When making a decision about where to live in retirement, first, ask yourself what you plan to do. 

In addition to many outdoor activities, Maryland also has a wealth of culture and arts, ranging from the Baltimore Art Museum and Symphony Orchestra to the nearby cultural attractions of Washington, DC. The state also has a rich history. It was one of the 13 original colonies and major Civil War battles like Antietam were fought in Maryland. 

The climate is also reliably mild – in fact, many people think it’s “just right” year-round, with a low of 28 degrees in January and a high of 65 degrees in July, on average. Unlike retirees to the Sun Belt, senior citizens in Maryland have the benefits of seasons, but don’t suffer from extreme heat in the summer.

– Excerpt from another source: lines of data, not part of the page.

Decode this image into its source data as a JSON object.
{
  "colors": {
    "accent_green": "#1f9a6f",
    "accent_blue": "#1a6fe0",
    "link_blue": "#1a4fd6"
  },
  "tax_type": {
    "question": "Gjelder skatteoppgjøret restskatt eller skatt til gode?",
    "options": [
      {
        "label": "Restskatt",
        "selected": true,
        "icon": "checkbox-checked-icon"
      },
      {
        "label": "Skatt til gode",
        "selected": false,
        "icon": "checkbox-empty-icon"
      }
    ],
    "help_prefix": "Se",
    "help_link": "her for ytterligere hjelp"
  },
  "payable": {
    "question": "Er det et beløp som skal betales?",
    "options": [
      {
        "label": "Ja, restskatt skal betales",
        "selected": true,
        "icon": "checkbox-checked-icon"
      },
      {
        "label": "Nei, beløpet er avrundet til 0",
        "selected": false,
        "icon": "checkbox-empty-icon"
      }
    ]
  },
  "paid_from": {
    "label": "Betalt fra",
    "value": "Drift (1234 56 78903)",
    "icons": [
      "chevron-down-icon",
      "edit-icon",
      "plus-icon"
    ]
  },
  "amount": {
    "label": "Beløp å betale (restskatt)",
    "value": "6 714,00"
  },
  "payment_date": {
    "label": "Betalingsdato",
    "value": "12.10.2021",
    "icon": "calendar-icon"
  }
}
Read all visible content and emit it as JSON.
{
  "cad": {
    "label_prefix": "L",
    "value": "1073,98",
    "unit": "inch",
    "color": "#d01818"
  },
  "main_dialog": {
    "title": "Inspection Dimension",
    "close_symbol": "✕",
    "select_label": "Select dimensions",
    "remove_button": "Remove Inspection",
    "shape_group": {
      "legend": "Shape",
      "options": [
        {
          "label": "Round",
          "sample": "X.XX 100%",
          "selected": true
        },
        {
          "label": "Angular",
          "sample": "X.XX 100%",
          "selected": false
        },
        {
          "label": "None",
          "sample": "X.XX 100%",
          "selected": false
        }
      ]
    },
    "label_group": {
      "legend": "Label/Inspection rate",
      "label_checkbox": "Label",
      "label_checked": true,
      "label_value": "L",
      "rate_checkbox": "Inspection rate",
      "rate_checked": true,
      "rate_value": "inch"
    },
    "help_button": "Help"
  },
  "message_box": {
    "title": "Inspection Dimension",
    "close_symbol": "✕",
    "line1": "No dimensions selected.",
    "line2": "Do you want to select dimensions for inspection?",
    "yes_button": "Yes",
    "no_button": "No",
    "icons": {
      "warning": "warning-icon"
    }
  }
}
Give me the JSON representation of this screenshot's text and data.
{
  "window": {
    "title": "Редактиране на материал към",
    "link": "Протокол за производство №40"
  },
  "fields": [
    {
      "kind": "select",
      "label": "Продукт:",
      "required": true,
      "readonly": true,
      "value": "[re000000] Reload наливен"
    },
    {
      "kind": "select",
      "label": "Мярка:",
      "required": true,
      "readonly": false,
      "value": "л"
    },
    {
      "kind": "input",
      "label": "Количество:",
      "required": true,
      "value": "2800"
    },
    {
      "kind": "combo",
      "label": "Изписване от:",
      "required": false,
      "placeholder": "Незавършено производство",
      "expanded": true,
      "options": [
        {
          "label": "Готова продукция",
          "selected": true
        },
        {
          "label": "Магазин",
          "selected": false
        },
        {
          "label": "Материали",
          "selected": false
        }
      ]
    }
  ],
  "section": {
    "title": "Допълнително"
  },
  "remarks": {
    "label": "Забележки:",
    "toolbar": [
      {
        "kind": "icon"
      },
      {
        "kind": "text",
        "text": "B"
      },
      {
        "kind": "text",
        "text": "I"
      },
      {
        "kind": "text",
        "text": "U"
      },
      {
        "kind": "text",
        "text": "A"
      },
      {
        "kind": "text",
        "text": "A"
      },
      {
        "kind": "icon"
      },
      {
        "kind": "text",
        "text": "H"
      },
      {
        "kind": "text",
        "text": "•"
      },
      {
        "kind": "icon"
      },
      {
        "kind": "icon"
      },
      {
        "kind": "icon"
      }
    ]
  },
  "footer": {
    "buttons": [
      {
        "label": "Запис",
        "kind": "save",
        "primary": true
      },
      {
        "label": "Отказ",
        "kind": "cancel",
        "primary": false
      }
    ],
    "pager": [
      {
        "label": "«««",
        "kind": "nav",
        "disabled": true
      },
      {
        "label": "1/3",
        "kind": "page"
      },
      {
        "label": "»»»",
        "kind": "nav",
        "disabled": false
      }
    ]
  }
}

Maryland also has some of the finest healthcare and medical treatment in the country, ranging from the cutting-edge research at Johns Hopkins Hospital to the full-service care of the University of Maryland health system – 10 Maryland hospitals made the U.S. News and World Report list of best hospitals nationwide, including Johns Hopkins Hospital, University of Maryland Medical Center, Mercy Medical Center and Sinai Hospital of Baltimore.

The second question you should ask yourself is how much money you will need to live this life in retirement.

It can be extremely beneficial to discuss your specific situation with a financial advisor and determine whether Maryland is your best retirement choice – and how to optimize your financial life if you live there or are headed there.